До троллейбусной остановки оставалось всего несколько шагов, когда Янина услышала стук. Она встрепенулась, прислушалась и вдруг, о чудо, застыла на месте, так и не переступив роковую, черт бы ее побрал, черту. Стук становился громче, теперь он грохотал повсюду — впереди, позади, в небе и под землей, гудел в Янининой голове, вибрировал в животе, заполнил ее тело, и когда оказалось, что там больше не осталось свободного места, Янина взорвалась, и глаза ее наконец открылись.

Она не вскочила, а выкатилась из постели на ковер, уткнулась лицом в его колючий ворс и только тогда осознала: спасена. На этот раз — спасена.

А потом Янина поняла, что стук раздается по-прежнему. И ладно бы, просто стук — дверь ее, того гляди, вот-вот слетит с петель.
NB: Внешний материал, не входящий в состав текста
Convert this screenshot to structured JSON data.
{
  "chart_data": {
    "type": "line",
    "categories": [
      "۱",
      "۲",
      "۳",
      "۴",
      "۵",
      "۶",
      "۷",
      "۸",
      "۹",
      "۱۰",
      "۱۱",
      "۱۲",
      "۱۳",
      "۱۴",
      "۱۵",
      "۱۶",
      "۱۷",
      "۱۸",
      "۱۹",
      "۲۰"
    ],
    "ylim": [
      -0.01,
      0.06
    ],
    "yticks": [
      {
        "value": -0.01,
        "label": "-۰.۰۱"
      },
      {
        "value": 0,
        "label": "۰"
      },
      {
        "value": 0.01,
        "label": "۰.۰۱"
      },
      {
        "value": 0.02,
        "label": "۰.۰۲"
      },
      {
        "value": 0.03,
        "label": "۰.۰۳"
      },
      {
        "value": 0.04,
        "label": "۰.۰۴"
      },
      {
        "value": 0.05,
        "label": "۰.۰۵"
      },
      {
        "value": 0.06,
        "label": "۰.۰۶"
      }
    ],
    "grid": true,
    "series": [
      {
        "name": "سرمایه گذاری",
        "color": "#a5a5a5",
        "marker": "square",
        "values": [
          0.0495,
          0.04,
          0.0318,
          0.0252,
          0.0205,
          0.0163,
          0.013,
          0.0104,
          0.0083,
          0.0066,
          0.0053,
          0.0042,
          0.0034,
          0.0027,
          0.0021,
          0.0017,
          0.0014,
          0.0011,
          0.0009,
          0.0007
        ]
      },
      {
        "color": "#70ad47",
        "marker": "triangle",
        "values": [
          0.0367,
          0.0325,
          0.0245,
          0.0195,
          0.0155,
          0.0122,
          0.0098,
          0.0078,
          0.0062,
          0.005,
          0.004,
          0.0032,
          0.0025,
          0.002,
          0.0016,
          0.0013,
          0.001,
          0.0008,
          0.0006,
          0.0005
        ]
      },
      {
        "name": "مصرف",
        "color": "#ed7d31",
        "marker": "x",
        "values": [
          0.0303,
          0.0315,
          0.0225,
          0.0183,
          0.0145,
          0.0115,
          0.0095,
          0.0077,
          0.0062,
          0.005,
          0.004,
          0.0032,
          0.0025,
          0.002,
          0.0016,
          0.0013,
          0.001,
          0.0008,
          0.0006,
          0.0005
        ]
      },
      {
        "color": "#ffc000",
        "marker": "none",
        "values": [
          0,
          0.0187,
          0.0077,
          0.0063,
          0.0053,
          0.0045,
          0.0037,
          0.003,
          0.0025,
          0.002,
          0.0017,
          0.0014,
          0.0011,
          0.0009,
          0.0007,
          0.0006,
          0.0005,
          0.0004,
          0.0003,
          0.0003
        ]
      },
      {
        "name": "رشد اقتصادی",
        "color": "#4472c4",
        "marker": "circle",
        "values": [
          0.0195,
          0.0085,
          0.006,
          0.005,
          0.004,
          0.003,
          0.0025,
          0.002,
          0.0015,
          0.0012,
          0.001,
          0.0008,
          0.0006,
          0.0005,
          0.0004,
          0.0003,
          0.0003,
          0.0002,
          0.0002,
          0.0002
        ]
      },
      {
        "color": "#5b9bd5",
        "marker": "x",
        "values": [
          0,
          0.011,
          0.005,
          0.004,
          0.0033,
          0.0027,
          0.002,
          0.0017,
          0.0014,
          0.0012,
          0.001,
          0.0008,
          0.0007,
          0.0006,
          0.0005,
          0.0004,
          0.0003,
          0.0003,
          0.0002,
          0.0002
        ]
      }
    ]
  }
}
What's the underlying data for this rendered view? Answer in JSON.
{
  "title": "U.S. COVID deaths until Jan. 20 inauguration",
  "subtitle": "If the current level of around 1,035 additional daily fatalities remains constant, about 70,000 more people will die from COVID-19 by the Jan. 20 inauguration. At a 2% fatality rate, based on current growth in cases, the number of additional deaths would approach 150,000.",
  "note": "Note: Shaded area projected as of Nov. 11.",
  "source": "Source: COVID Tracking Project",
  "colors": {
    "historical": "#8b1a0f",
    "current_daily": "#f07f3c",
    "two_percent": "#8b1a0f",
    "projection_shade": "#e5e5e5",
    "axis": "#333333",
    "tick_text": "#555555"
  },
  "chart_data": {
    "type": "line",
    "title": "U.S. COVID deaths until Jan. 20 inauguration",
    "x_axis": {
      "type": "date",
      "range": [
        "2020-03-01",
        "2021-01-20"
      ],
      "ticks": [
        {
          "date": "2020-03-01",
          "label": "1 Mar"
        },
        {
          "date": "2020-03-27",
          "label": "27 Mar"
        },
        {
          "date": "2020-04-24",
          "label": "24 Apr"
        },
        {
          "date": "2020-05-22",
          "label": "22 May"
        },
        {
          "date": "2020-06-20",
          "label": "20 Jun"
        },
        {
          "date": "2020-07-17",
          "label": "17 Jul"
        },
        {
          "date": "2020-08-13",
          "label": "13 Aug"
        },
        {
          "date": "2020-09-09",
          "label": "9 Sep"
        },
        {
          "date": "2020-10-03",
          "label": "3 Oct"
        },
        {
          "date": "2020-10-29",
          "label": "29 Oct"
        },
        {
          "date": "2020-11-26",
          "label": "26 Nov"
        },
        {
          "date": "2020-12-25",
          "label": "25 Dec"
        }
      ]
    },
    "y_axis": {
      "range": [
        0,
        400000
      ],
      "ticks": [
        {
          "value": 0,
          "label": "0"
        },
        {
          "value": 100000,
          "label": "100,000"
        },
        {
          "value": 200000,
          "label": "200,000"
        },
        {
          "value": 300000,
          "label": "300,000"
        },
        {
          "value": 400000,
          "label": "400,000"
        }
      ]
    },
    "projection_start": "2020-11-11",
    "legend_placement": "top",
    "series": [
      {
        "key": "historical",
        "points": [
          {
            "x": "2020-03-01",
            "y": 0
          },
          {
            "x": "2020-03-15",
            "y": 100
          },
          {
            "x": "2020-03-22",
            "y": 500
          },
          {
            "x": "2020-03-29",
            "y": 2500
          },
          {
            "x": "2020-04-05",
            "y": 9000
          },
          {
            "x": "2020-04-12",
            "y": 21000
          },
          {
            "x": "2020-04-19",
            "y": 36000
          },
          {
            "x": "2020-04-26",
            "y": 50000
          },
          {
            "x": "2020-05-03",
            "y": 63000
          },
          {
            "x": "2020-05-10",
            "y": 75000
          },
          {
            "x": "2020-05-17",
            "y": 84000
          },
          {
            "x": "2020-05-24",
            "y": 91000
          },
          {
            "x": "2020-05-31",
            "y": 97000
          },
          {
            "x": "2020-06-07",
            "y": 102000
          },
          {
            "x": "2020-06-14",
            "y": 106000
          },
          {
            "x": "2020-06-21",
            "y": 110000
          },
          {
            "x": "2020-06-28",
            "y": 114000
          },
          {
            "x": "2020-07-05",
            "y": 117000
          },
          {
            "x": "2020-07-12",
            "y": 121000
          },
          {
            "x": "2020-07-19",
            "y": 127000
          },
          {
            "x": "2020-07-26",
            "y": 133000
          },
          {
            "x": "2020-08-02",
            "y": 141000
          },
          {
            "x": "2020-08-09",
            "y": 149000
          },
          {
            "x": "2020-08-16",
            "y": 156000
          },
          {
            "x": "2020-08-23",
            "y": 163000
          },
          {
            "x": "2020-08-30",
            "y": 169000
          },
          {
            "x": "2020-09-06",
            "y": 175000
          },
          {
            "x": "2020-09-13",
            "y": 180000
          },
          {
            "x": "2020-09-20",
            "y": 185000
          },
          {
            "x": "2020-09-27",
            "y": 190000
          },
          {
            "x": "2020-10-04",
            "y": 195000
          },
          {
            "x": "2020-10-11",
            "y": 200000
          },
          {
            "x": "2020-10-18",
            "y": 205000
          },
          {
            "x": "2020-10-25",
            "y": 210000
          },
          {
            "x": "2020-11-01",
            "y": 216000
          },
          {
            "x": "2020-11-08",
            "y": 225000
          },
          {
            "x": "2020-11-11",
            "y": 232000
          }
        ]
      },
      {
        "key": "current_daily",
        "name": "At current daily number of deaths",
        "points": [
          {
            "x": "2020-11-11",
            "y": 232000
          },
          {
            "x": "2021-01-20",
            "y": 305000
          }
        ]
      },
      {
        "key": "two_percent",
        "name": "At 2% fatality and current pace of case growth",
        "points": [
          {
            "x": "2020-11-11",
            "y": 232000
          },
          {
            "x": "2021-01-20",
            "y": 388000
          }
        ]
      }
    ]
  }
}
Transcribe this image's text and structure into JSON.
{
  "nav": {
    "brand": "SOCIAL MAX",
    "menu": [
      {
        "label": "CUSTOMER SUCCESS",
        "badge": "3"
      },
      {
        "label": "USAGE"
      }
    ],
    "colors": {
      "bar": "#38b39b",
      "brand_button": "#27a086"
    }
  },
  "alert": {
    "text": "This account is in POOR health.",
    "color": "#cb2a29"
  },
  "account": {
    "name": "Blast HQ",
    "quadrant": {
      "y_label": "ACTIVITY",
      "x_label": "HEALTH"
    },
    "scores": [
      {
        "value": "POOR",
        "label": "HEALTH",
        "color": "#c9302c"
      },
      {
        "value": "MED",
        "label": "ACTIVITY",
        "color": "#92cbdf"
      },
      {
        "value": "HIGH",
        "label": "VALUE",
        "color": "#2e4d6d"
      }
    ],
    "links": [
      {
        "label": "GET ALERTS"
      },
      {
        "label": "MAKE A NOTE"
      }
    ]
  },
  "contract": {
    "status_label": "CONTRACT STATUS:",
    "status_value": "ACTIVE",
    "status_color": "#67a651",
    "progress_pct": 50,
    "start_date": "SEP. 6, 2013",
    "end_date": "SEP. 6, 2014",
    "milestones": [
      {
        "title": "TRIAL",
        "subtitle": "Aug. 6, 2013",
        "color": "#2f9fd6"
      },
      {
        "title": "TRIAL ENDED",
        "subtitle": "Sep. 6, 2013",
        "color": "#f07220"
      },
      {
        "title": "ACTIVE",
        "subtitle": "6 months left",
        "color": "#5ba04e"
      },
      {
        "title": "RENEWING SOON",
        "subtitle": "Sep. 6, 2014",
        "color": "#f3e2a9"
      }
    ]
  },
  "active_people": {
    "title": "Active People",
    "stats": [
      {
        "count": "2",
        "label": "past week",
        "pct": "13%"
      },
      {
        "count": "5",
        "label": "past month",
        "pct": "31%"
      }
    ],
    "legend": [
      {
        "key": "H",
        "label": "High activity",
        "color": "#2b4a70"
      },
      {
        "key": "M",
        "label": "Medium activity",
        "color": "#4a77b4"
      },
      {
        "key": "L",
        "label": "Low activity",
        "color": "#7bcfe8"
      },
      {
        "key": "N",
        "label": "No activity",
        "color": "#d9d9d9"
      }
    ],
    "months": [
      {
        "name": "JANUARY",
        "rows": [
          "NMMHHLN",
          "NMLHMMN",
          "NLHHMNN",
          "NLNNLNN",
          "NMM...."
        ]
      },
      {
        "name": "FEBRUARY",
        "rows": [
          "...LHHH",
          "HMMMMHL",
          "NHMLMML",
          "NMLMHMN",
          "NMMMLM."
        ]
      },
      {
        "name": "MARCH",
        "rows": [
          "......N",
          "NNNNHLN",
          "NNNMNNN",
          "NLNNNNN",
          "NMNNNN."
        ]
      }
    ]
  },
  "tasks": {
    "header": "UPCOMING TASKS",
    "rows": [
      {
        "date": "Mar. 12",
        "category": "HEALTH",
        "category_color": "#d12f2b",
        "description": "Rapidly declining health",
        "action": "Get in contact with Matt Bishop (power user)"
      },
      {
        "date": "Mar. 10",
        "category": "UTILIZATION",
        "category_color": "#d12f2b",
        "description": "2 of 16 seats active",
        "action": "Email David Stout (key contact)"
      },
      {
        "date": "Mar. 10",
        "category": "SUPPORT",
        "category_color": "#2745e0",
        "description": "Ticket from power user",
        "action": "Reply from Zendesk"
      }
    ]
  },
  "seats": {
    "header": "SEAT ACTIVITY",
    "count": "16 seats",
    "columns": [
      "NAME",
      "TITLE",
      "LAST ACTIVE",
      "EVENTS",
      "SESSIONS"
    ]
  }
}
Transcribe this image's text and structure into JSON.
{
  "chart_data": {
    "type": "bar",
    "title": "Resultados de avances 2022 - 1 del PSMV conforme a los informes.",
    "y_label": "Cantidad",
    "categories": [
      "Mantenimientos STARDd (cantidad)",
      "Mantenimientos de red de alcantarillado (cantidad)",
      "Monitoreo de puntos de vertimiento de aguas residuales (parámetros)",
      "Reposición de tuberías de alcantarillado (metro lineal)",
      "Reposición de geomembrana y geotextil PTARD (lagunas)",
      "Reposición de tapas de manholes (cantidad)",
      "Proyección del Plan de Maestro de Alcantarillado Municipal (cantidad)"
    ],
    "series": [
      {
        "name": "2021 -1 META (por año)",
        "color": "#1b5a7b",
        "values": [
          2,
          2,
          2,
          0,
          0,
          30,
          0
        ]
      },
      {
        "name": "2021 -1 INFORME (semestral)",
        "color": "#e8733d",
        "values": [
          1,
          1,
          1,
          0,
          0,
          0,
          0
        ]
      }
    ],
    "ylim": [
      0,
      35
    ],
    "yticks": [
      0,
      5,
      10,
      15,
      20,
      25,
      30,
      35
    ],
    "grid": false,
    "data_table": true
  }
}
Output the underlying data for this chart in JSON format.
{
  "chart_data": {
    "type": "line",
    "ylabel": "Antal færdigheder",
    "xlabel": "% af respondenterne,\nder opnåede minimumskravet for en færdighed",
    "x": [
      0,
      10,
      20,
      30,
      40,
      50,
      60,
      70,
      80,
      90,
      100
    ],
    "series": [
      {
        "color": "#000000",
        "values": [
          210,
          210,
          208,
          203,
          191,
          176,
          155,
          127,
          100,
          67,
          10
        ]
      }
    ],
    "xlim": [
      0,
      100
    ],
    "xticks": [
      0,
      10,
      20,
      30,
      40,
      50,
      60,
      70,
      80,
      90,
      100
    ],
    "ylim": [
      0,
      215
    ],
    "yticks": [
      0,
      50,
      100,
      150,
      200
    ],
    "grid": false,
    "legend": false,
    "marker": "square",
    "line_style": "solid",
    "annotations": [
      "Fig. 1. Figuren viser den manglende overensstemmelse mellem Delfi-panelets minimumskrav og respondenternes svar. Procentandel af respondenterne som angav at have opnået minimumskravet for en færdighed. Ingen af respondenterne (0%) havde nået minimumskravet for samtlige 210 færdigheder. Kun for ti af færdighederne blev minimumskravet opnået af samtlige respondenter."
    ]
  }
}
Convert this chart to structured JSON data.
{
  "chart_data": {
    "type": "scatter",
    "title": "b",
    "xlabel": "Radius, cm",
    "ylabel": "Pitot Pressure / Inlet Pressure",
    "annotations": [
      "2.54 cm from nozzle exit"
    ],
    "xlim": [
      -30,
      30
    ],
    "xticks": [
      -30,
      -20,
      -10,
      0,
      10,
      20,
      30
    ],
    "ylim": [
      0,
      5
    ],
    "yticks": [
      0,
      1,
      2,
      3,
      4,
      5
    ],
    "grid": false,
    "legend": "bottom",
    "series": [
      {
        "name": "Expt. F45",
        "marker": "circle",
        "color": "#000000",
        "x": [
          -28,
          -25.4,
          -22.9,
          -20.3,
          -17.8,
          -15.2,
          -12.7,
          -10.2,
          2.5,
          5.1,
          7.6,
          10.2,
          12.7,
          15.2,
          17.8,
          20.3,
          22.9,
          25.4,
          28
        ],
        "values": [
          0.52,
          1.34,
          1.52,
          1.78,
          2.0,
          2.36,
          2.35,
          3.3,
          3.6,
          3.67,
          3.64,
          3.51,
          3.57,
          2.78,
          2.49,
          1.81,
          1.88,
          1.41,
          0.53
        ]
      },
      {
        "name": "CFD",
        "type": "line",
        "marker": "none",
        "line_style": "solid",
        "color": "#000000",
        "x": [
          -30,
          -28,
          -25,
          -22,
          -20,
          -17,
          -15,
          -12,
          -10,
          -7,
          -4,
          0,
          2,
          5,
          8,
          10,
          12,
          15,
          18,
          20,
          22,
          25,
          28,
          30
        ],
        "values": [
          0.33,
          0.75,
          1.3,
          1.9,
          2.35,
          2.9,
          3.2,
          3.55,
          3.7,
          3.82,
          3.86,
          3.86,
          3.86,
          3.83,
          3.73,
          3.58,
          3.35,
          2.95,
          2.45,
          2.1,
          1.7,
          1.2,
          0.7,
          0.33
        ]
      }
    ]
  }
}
За окном чернильная тьма безлунной ночи начала наливаться свинцово-синим предрассветным мраком. Значит, где-то около шести утра. Кого, интересно, принесло в такую рань? В любом случае, благослови его Боже!

Янина встала на все еще непослушные ноги, набросила поверх пижамы старое вязаное пальто, заменявшее ей домашний халат, и поковыляла к двери.

— Кто там?

— Это полиция, — ответил женский голос. — У вас все в порядке? Мы проходили мимо и услышали крики…

— Понимаю. Это я кричала, — сказала Янина. — Подождите, я открою. Сейчас.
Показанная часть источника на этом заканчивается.